Wherever he was, Igal would notice if someone was in distress, and he’d try to help. That went for the newbie feeling out of place at a user group meeting, as well as for the ragged stranger, new to Portland and lost, who need directions and a few dollars for bus fare.

If someone needed help, Igal would reach out and offer it without reservation. If you were in a group and suddenly realized Igal was missing, you would probably find him nearby, helping someone else.

Igal took joy in his friends’ joys and accomplishments. He’d notice what you were interested in, and shared those interests with enthusiasm. Igal’s enthusiasm was genuine and infectious.

I think if Igal could be here today, standing where I’m standing, and see all of you . . .

. . . I think he’d be delighted to see a community that pulls together and supports each other like this. I think he’d be very happy to see so many of the people he cared so much about, taking care of each other.

I don’t think he’d give himself the credit he deserves for introducing us, or for making that small safe place for so many of us individually, that enabled us to give more of ourselves.

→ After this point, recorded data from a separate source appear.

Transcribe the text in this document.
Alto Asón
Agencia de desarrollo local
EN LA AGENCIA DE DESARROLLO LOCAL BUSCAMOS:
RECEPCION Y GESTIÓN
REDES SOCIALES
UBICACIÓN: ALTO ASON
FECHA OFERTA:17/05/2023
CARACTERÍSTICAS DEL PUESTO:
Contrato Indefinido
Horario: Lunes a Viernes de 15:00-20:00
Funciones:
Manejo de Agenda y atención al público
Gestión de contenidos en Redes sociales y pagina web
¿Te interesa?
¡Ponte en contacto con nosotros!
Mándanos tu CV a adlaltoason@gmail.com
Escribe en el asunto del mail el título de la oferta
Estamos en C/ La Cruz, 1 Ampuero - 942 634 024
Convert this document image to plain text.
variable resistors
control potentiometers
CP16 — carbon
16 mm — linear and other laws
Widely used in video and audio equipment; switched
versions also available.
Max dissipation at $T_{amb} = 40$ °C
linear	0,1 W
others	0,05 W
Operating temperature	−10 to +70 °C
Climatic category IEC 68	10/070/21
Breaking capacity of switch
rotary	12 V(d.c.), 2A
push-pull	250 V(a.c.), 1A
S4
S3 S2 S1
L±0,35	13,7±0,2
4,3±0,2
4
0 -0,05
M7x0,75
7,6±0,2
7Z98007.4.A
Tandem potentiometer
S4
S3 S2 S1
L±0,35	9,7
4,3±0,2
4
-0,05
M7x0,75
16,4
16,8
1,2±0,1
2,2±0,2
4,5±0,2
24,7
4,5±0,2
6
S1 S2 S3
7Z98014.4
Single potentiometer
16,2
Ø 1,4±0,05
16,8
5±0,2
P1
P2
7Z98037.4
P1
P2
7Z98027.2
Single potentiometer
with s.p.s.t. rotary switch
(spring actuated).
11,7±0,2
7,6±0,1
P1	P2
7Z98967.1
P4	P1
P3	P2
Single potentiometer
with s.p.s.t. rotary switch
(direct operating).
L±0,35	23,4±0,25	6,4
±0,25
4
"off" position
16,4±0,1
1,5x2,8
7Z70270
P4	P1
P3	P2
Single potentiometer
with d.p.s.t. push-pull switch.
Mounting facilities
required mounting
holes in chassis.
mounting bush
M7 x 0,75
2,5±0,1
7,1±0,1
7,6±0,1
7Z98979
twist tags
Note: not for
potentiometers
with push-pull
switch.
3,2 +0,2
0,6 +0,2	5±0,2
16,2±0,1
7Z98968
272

If you’re like me, you have a little backlog of things you wanted to share with Igal next time you saw him. I hope you can honor Igal’s memory by finding someone to share those things with, by continuing to do the things you and Igal loved, and by finding ways to make our community, and our world, better.

I hope that when you remember Igal, you’ll remember that he thought you were pretty nifty. He’d want you to know that.